When asked how employers can recognize quiet quitting in employees, Jim Morgan responded via email, “I think I would turn your question around and ask, ‘How do you know they are NOT Quiet Quitting?'”

“The challenge, and the solution, for employers is to create a culture where employees enjoy coming to work, like what they are doing and the people they are doing it with, and take pride in the company they work for. Employees that are engaged, satisfied, and motivated will not quit on you,” Morgan said.

Wat said it’s important to consider why an employee may be quiet quitting. She said, “employers have to choose not to react punitively to employees setting boundaries that are appropriate within the confines of what they are paid to do.”
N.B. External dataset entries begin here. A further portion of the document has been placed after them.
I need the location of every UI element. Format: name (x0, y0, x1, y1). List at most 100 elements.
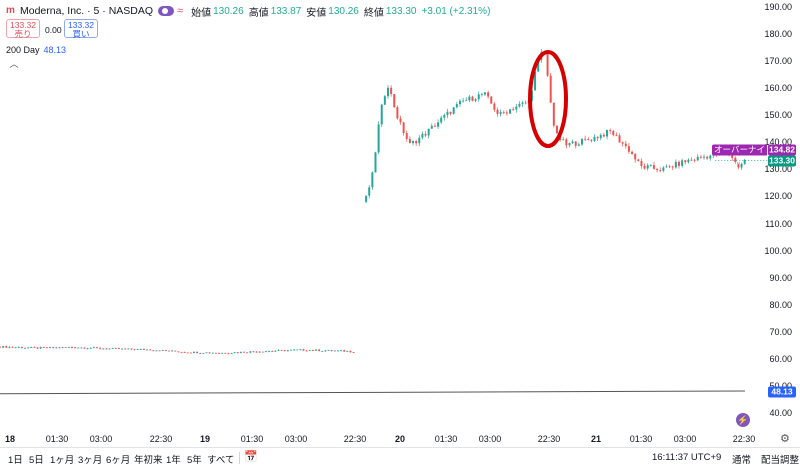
candle-body (2, 346, 5, 348)
candle-body (221, 352, 224, 354)
candle-body (371, 172, 374, 188)
candle-body (415, 141, 418, 144)
spread-value: 0.00 (45, 25, 62, 35)
clock-time[interactable]: 16:11:37 UTC+9 (652, 452, 722, 463)
candle-body (258, 351, 261, 353)
candle-body (136, 349, 139, 350)
price-axis[interactable]: 190.00 180.00 170.00 160.00 150.00 140.00 130.… (745, 0, 800, 430)
candle-body (405, 133, 408, 139)
range-button[interactable]: 年初来 (134, 455, 163, 466)
candle-body (618, 135, 621, 143)
candle-body (311, 350, 314, 352)
range-button[interactable]: 1ヶ月 (50, 455, 75, 466)
candle-body (571, 141, 574, 144)
sell-label: 売り (14, 29, 32, 39)
candle-body (155, 350, 158, 352)
candle-body (681, 160, 684, 166)
candle-body (734, 157, 737, 163)
candle-body (243, 351, 246, 353)
range-button[interactable]: 1日 (8, 455, 23, 466)
candle-body (465, 100, 468, 102)
settings-gear-icon[interactable]: ⚙ (780, 433, 790, 445)
candle-body (289, 349, 292, 351)
price-tick-label: 110.00 (765, 218, 792, 229)
candle-body (42, 347, 45, 348)
candle-body (562, 139, 565, 141)
candle-body (36, 347, 39, 349)
candle-body (393, 94, 396, 108)
price-tick-label: 160.00 (764, 83, 792, 94)
price-tick-label: 80.00 (769, 299, 792, 310)
candle-body (105, 348, 108, 350)
candle-body (537, 59, 540, 72)
range-button[interactable]: 1年 (166, 455, 181, 466)
lightning-icon[interactable]: ⚡ (736, 413, 750, 427)
time-tick-label: 01:30 (434, 434, 458, 444)
candle-body (246, 352, 249, 354)
candle-body (149, 349, 152, 351)
symbol-title[interactable]: Moderna, Inc. · 5 · NASDAQ (20, 5, 154, 17)
candle-body (421, 133, 424, 138)
candle-body (164, 350, 167, 351)
range-button[interactable]: 6ヶ月 (106, 455, 131, 466)
candle-body (596, 136, 599, 139)
candle-body (462, 100, 465, 102)
candle-body (214, 352, 217, 354)
low-label: 安値 (306, 7, 327, 19)
candle-body (452, 107, 455, 114)
candle-body (352, 352, 355, 354)
price-tick-label: 190.00 (764, 2, 792, 12)
collapse-legend-icon[interactable]: ︿ (9, 59, 19, 69)
date-range-calendar-icon[interactable]: 📅 (244, 451, 258, 463)
candle-body (368, 187, 371, 196)
candle-body (474, 99, 477, 101)
candle-body (208, 352, 211, 354)
candle-body (280, 349, 283, 351)
candle-body (286, 350, 289, 352)
candle-body (437, 122, 440, 127)
session-toggle[interactable]: 通常 (732, 455, 752, 466)
time-tick-label: 03:00 (284, 434, 308, 444)
buy-button[interactable]: 133.32 買い (64, 19, 98, 39)
toolbar-divider (0, 447, 800, 448)
candle-body (386, 87, 389, 97)
candle-body (427, 128, 430, 136)
sell-button[interactable]: 133.32 売り (6, 19, 40, 39)
candle-body (458, 100, 461, 105)
range-button[interactable]: すべて (207, 455, 235, 466)
candle-body (455, 104, 458, 108)
candle-body (183, 352, 186, 353)
candle-body (587, 139, 590, 140)
time-tick-label: 01:30 (240, 434, 264, 444)
candle-body (167, 350, 170, 352)
candle-body (399, 118, 402, 123)
candle-body (161, 350, 164, 351)
adjust-toggle[interactable]: 配当調整 (761, 455, 800, 466)
range-button[interactable]: 5日 (29, 455, 44, 466)
candle-body (349, 351, 352, 353)
candle-body (590, 139, 593, 141)
candle-body (646, 165, 649, 169)
compare-wave-icon[interactable]: ≈ (177, 5, 184, 17)
candle-body (318, 349, 321, 352)
high-label: 高値 (248, 7, 269, 19)
candle-body (412, 141, 415, 144)
candle-body (302, 349, 305, 351)
candle-body (39, 347, 42, 349)
candle-body (308, 350, 311, 352)
candle-body (315, 349, 318, 351)
candle-body (509, 109, 512, 114)
candle-body (24, 347, 27, 349)
price-tick-label: 120.00 (764, 191, 792, 202)
candle-body (652, 165, 655, 169)
market-status-icon[interactable] (158, 6, 175, 16)
candle-body (330, 349, 333, 351)
candle-body (502, 112, 505, 113)
range-button[interactable]: 3ヶ月 (78, 455, 103, 466)
range-button[interactable]: 5年 (187, 455, 202, 466)
price-tick-label: 70.00 (769, 326, 792, 337)
candle-body (127, 348, 130, 350)
candle-body (446, 111, 449, 116)
indicator-legend[interactable]: 200 Day 48.13 (6, 45, 66, 55)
If an employee is indeed quiet quitting due to burnout or a toxic work environment, it’s not too late for an employer or manager to renew the person’s enthusiasm.

“The most important thing I encourage leaders to do if they suspect their employees are quiet quitting is to review workloads to ensure no one is being overburdened. Several of my clients who have quiet quit have been doing the work of two to three people, while slackers on the team have gotten away with doing nothing,” Brick said. “The other thing I encourage leaders to do is to focus on building a positive team culture. People don’t quiet quit jobs they are passionate about at companies where they feel valued and see potential to have their efforts rewarded.”